SQL Server 2000 I/O Configuration in a SAN/NAS Environment
In order to size your disk drives properly, you must also keep in mind the overhead incurred by RAID striping. Most systems use some sort of RAID striping in order to avoid the loss of data in the event of the loss of a disk drive. RAID overhead usually does not come into play during read operations, but the write overhead for RAID 1, and RAID 0+1 is 2x and for RAID 5 is 4x. Thus, if you are calculating the required number of IOPS for RAID subsystems, you must take into account the RAID overhead.
|RAID 0||None||No fault tolerance, one fault and you’re out.|
|RAID 1 or RAID 0+1||2 x (1 logical I/O = 2 physical I/Os||Good fault tolerance.|
|RAID 5||4 x (1 logical write = 2 physical reads and 2 physical writes)||OK fault tolerance. Poor write performance. Most economical.|
Note: No RAID levels incur any read performance. The overhead that you incur by using RAID is only reflected in writes.
Tuning the I/O Subsystem
To tune the I/O subsystem you must make good choices. These choices are: how many disk drives do you need and how are they to be configured. Choosing the correct RAID level and the number of disk drives is the most important thing that you can do when designing your system.
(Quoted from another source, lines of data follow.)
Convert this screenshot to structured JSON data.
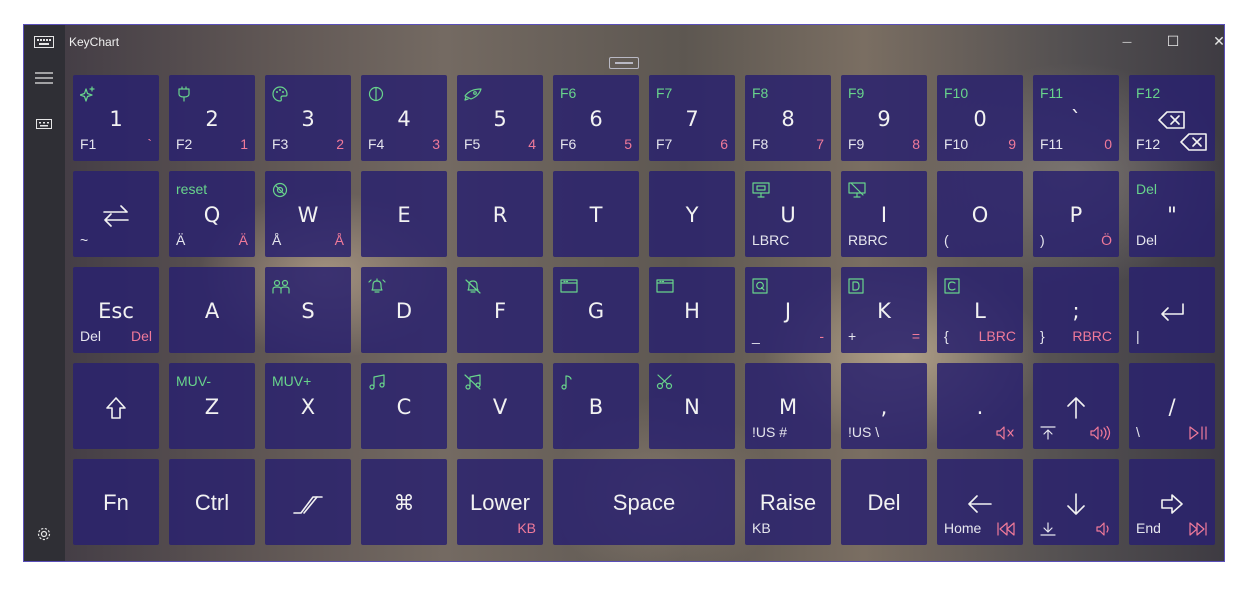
{
  "window": {
    "title": "KeyChart",
    "controls": {
      "minimize": "—",
      "maximize": "☐",
      "close": "✕"
    }
  },
  "sidebar": {
    "icons": [
      "keyboard-icon",
      "hamburger-menu-icon",
      "keyboard-small-icon",
      "settings-gear-icon"
    ]
  },
  "colors": {
    "key_bg": "#2a226e",
    "top_label": "#68d48c",
    "alt_label": "#f07a9a",
    "text": "#f2f2f2"
  },
  "keys": [
    [
      {
        "main": "1",
        "tl_icon": "sparkle-icon",
        "bl": "F1",
        "br": "`"
      },
      {
        "main": "2",
        "tl_icon": "plug-icon",
        "bl": "F2",
        "br": "1"
      },
      {
        "main": "3",
        "tl_icon": "palette-icon",
        "bl": "F3",
        "br": "2"
      },
      {
        "main": "4",
        "tl_icon": "brightness-icon",
        "bl": "F4",
        "br": "3"
      },
      {
        "main": "5",
        "tl_icon": "rocket-icon",
        "bl": "F5",
        "br": "4"
      },
      {
        "main": "6",
        "tl": "F6",
        "bl": "F6",
        "br": "5"
      },
      {
        "main": "7",
        "tl": "F7",
        "bl": "F7",
        "br": "6"
      },
      {
        "main": "8",
        "tl": "F8",
        "bl": "F8",
        "br": "7"
      },
      {
        "main": "9",
        "tl": "F9",
        "bl": "F9",
        "br": "8"
      },
      {
        "main": "0",
        "tl": "F10",
        "bl": "F10",
        "br": "9"
      },
      {
        "main": "`",
        "tl": "F11",
        "bl": "F11",
        "br": "0"
      },
      {
        "main_icon": "backspace-icon",
        "tl": "F12",
        "bl": "F12",
        "br_icon": "backspace-icon"
      }
    ],
    [
      {
        "main_icon": "swap-arrows-icon",
        "bl": "~"
      },
      {
        "main": "Q",
        "tl": "reset",
        "bl": "Ä",
        "br": "Ä"
      },
      {
        "main": "W",
        "tl_icon": "no-symbol-icon",
        "bl": "Å",
        "br": "Å"
      },
      {
        "main": "E"
      },
      {
        "main": "R"
      },
      {
        "main": "T"
      },
      {
        "main": "Y"
      },
      {
        "main": "U",
        "tl_icon": "monitor-icon",
        "bl": "LBRC"
      },
      {
        "main": "I",
        "tl_icon": "monitor-off-icon",
        "bl": "RBRC"
      },
      {
        "main": "O",
        "bl": "("
      },
      {
        "main": "P",
        "bl": ")",
        "br": "Ö"
      },
      {
        "main": "\"",
        "tl": "Del",
        "bl": "Del"
      }
    ],
    [
      {
        "main": "Esc",
        "bl": "Del",
        "br": "Del"
      },
      {
        "main": "A"
      },
      {
        "main": "S",
        "tl_icon": "bluetooth-people-icon"
      },
      {
        "main": "D",
        "tl_icon": "alarm-icon"
      },
      {
        "main": "F",
        "tl_icon": "bell-off-icon"
      },
      {
        "main": "G",
        "tl_icon": "window-icon"
      },
      {
        "main": "H",
        "tl_icon": "window-icon"
      },
      {
        "main": "J",
        "tl_icon": "q-box-icon",
        "bl": "_",
        "br": "-"
      },
      {
        "main": "K",
        "tl_icon": "d-box-icon",
        "bl": "+",
        "br": "="
      },
      {
        "main": "L",
        "tl_icon": "c-box-icon",
        "bl": "{",
        "br": "LBRC"
      },
      {
        "main": ";",
        "bl": "}",
        "br": "RBRC"
      },
      {
        "main_icon": "enter-icon",
        "bl": "|"
      }
    ],
    [
      {
        "main_icon": "shift-icon"
      },
      {
        "main": "Z",
        "tl": "MUV-"
      },
      {
        "main": "X",
        "tl": "MUV+"
      },
      {
        "main": "C",
        "tl_icon": "music-note-icon"
      },
      {
        "main": "V",
        "tl_icon": "music-off-icon"
      },
      {
        "main": "B",
        "tl_icon": "single-note-icon"
      },
      {
        "main": "N",
        "tl_icon": "scissors-icon"
      },
      {
        "main": "M",
        "bl": "!US #"
      },
      {
        "main": ",",
        "bl": "!US \\"
      },
      {
        "main": ".",
        "br_icon": "mute-icon"
      },
      {
        "main_icon": "arrow-up-icon",
        "bl_icon": "page-up-icon",
        "br_icon": "volume-up-icon"
      },
      {
        "main": "/",
        "bl": "\\",
        "br_icon": "play-pause-icon"
      }
    ],
    [
      {
        "main": "Fn",
        "wide": true
      },
      {
        "main": "Ctrl",
        "wide": true
      },
      {
        "main_icon": "step-icon"
      },
      {
        "main": "⌘"
      },
      {
        "main": "Lower",
        "wide": true,
        "br": "KB"
      },
      {
        "main": "Space",
        "wide": true,
        "span": 2
      },
      {
        "main": "Raise",
        "wide": true,
        "bl": "KB"
      },
      {
        "main": "Del",
        "wide": true
      },
      {
        "main_icon": "arrow-left-icon",
        "bl": "Home",
        "br_icon": "skip-back-icon"
      },
      {
        "main_icon": "arrow-down-icon",
        "bl_icon": "page-down-icon",
        "br_icon": "volume-down-icon"
      },
      {
        "main_icon": "arrow-right-icon",
        "bl": "End",
        "br_icon": "skip-forward-icon"
      }
    ]
  ]
}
In addition, I/Os must be monitored in order to determine if there are problems, and if there are problems, the I/O subsystem should be modified.
Of course there are other factors, such as RAID stripe size, RAID controller CPU utilization, controller caches, data file placement, etc., but they are beyond the scope of this article.
SAN and NAS Systems
SAN and NAS systems provide different types of storage from traditional internal or direct attached storage. A SAN (Storage Area Network) is designed to provide access to storage over a private fibre channel network. A NAS (Network Attached Storage) is used to provide storage over a standard network.
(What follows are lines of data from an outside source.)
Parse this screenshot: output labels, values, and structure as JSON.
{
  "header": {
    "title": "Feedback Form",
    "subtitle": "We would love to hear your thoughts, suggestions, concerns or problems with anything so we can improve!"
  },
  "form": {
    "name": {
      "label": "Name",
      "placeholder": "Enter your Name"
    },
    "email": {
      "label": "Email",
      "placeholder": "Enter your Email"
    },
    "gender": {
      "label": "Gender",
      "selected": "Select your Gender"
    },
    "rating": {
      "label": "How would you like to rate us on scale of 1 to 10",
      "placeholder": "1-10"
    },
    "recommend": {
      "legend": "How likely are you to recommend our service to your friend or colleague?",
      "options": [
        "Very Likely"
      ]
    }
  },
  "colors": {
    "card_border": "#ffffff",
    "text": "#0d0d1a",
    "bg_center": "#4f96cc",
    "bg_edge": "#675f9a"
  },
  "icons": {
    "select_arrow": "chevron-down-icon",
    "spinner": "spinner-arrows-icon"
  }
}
A SAN system is an external storage system that allows multiple computer systems to access the same storage. The RAID controller inside the external storage system is able to take requests for different logical volumes within the storage system from different HBAs (Host Bus Adapters). This allows for several different features. One of the most common uses of a SAN is for storage consolidation. This is where multiple systems share the disks in the external storage subsystem. This allows for consolidation of storage resources and management. An example of this is shown in the figure below.
With storage consolidation, even though the storage in the external disk subsystem is shared among the different systems, it is not entirely accessible to all systems. Logical disks are carved out of the physical disk drives and allocated to each of the computer systems. Only one system can access a particular disk volume.
Another use for a SAN system is for clustering. Failover clusters use a shared disk subsystem that allows one of two systems to access the same storage. Even though the storage is accessible by both systems to access the storage, only one will be used at the same time. In a failover cluster, if one server were to fail, the second server could resume operation by taking control of the storage and the SQL Server database that resides on that shared storage.
SAN Performance Considerations When putting together a SAN system you must not only look at the I/O traffic that is being generated by one system, but the I/O traffic being generated by all systems in the SAN. So in addition to sizing the I/O subsystem disk drives and RAID levels, you must look at the traffic on the SAN itself, as well as keeping in mind that other systems might be accessing the same RAID controllers. It is also possible to run into bandwidth limitations on the SAN itself, since fibre channel has a limited bandwidth.